Vector Search (Semantic)

from sentence_transformers import SentenceTransformer
model = SentenceTransformer('all-MiniLM-L6-v2')
query = "company raising investment money"
query_embedding = model.encode(query).tolist()
result = es.search(
index="nlp_articles",
body={
"knn": {
"field": "embedding",
"query_vector": query_embedding,
"k": 3,
"num_candidates": 10
}
}
)
print("Semantic Search Results:")
for hit in result["hits"]["hits"]:
print(f" [{hit['_score']:.4f}] {hit['_source']['title']}")

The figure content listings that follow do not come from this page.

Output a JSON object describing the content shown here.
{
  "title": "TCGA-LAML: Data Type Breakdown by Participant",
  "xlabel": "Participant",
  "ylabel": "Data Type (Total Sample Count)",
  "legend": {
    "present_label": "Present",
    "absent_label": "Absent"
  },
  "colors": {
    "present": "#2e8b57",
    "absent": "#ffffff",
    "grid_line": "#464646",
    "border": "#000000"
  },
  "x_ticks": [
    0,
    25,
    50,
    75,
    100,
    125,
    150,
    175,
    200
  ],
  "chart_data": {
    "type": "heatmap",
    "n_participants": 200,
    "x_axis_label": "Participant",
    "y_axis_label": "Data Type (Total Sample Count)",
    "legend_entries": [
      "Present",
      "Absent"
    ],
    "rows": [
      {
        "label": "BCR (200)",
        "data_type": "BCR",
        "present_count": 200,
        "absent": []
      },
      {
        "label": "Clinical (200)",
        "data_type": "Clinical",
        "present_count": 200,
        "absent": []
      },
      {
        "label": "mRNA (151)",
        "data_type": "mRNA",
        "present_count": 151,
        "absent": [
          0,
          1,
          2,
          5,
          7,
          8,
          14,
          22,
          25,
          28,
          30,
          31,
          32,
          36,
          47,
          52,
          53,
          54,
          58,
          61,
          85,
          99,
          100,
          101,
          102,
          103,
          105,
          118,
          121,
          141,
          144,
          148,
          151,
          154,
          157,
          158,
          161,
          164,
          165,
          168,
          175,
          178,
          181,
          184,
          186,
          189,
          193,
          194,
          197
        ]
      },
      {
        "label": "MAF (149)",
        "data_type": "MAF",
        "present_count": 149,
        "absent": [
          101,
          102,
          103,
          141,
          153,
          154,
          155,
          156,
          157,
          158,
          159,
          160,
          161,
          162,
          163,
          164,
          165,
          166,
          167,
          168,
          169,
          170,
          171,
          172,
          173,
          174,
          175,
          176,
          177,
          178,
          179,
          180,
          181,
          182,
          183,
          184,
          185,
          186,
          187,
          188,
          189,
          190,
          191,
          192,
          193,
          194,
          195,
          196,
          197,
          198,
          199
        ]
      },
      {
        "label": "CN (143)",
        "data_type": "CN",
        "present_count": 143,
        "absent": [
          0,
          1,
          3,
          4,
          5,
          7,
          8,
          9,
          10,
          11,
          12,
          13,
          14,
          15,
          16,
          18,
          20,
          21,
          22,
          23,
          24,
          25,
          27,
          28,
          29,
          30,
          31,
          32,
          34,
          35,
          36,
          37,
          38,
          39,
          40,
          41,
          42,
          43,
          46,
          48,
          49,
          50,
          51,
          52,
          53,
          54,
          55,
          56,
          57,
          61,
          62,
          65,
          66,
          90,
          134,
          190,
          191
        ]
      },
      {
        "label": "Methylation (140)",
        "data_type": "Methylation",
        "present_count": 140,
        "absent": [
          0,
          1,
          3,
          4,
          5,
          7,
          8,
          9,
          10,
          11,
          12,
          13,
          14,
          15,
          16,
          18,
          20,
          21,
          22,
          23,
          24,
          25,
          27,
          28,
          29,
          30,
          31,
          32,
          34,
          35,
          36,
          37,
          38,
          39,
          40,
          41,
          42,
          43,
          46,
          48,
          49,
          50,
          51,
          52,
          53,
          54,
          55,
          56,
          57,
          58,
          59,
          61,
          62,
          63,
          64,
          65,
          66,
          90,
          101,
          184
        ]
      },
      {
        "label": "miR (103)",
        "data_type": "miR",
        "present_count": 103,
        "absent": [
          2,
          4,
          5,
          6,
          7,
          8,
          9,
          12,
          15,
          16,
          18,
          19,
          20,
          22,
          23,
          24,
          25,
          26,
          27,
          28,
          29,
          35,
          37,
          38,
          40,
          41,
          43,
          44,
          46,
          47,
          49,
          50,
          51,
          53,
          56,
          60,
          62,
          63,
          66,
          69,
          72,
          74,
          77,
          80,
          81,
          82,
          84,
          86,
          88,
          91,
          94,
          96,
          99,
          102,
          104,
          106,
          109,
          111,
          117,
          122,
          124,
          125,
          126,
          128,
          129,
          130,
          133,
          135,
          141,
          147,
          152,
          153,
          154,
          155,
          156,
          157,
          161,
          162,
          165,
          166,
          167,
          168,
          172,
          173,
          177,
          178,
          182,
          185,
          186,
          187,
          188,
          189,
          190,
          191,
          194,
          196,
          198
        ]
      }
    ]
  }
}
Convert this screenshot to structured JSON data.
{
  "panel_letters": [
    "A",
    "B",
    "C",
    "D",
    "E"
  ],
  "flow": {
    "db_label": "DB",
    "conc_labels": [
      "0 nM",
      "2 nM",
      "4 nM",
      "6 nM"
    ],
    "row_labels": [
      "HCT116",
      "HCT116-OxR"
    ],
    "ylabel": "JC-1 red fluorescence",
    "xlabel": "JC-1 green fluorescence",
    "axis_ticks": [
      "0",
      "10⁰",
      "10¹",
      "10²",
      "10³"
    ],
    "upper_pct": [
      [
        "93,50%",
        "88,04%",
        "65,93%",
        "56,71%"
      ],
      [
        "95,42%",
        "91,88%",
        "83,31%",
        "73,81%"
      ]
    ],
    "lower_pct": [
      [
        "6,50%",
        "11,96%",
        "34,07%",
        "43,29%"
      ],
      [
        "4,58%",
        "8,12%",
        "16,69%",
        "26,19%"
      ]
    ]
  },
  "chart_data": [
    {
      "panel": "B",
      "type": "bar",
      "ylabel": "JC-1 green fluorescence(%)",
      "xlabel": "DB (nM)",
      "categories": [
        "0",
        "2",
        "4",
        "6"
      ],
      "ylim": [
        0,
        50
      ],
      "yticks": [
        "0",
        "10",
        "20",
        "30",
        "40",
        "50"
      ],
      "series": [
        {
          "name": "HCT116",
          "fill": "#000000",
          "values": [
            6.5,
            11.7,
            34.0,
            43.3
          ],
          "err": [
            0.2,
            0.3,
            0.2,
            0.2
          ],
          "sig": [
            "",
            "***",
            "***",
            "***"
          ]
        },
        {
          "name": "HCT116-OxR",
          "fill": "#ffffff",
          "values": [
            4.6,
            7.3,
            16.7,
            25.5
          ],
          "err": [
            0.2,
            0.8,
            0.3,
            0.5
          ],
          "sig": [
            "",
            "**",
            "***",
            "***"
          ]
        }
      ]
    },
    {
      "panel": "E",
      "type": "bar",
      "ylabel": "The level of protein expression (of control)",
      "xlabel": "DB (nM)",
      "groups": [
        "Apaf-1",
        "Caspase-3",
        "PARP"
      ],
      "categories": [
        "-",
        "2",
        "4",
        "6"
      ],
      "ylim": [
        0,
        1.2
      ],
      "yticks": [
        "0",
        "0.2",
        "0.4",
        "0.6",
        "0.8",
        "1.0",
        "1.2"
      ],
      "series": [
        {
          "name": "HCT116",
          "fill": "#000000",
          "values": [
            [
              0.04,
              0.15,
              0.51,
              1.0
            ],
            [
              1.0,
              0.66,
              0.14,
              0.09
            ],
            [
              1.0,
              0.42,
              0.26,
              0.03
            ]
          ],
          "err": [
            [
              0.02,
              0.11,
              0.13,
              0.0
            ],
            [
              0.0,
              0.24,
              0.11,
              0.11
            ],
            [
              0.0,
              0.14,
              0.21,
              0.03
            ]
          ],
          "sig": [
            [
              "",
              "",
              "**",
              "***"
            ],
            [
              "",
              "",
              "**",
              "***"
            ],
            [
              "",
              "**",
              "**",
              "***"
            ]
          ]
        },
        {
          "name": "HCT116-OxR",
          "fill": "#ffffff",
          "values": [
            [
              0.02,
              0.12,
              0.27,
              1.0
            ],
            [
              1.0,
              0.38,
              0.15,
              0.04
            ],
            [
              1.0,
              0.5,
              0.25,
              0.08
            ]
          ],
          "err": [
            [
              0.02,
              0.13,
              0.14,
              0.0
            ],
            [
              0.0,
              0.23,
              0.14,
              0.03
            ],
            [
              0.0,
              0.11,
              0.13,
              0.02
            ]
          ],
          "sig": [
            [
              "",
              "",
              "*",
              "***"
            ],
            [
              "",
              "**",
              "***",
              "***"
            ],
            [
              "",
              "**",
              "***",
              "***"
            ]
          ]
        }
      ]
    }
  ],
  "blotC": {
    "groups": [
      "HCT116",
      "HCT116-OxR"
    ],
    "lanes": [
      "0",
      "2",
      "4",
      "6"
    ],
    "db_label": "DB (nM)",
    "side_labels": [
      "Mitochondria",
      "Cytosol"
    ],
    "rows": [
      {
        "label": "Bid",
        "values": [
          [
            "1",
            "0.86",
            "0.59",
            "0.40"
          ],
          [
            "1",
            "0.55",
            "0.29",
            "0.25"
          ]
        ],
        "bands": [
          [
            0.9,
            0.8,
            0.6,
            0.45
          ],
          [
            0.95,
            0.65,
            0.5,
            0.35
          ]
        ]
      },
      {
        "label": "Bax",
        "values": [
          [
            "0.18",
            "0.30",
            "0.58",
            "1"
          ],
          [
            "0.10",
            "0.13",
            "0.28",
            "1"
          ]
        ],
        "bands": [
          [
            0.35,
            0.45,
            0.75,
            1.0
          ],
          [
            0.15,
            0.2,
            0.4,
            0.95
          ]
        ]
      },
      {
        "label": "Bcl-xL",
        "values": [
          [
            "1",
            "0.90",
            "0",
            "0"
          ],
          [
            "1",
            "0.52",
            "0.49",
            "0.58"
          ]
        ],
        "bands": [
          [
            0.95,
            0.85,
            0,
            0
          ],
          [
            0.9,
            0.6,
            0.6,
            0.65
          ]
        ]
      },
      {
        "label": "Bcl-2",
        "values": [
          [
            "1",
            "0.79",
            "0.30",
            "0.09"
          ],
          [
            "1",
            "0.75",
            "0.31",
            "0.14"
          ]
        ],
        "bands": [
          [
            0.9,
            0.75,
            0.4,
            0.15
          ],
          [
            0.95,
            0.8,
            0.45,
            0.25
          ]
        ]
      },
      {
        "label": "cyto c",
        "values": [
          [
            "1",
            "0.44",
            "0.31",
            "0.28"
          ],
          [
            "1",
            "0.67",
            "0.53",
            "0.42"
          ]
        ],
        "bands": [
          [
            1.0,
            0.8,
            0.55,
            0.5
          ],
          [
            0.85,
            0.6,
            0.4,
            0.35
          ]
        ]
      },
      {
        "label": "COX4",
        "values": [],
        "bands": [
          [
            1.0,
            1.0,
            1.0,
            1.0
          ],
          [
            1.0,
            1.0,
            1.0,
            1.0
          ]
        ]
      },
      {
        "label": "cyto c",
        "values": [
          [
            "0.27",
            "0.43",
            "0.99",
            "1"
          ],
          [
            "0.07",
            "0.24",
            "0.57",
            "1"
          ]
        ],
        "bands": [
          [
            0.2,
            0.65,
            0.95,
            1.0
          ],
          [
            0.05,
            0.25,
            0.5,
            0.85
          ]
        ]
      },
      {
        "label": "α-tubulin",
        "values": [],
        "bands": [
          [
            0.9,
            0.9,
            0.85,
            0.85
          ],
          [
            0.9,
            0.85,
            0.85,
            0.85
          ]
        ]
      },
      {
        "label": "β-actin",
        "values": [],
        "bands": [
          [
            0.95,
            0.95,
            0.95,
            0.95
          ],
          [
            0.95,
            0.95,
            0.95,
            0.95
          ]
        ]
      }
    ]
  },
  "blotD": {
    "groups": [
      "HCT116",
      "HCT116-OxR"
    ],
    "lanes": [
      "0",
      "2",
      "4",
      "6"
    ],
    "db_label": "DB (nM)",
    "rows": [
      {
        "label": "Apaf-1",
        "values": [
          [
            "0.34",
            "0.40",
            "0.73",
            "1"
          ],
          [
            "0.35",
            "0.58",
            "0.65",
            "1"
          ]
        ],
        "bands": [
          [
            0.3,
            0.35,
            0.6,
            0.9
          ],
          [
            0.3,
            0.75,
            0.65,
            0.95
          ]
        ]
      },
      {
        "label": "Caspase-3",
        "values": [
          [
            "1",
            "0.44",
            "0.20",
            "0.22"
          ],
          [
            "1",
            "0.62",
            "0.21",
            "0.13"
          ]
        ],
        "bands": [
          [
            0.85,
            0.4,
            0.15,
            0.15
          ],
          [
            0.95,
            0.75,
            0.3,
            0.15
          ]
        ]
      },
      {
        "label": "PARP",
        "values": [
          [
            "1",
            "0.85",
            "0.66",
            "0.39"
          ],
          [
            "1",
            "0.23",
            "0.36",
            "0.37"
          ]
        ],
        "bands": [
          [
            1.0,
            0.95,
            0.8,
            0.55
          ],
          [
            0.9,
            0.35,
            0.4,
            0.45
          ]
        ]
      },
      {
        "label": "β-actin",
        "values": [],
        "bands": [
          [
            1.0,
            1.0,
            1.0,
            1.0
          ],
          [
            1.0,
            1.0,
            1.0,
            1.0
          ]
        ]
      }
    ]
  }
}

Hybrid Search (BM25 + Vector)

Combining keyword and semantic search almost always outperforms either alone:

query_text = "neural language model new release"
query_embedding = model.encode(query_text).tolist()
result = es.search(
index="nlp_articles",
body={
"query": {
"multi_match": {
"query": query_text,
"fields": ["title^2", "content"]
}
},
"knn": {
"field": "embedding",
"query_vector": query_embedding,
"k": 3,
"num_candidates": 10,
"boost": 0.5
}
}
)
print("Hybrid Search Results:")
for hit in result["hits"]["hits"]:
print(f" [{hit['_score']:.4f}] {hit['_source']['title']}")

Searching by Named Entity

# Find articles mentioning a specific organization
result = es.search(
index="nlp_articles",
body={
"query": {
"nested": {
"path": "entities",
"query": {
"bool": {
"must": [
{"match": {"entities.label": "ORG"}},
{"match": {"entities.text": "OpenAI"}}
]
}
}
}
}
}
)
print("Articles mentioning OpenAI (ORG):")
for hit in result["hits"]["hits"]:
print(f" {hit['_source']['title']}")

ELSER — Learned Sparse Retrieval

Elasticsearch’s native learned sparse retrieval (ELSER) model combines the interpretability of keyword search with the semantic power of transformers — no external embedding model required:

# Enable in Elasticsearch (requires license)
PUT /_inference/sparse_embedding/my-elser-endpoint
{
"service": "elser",
"service_settings": { "num_allocations": 1, "num_threads": 1 }
}

ELSER produces sparse semantic vectors that are indexed efficiently using Elasticsearch’s inverted index — no dense vector storage overhead.


When to Use Elasticsearch + NLP

For smaller-scale RAG applications, simpler vector databases like Chroma, Weaviate, or Pinecone are easier to set up.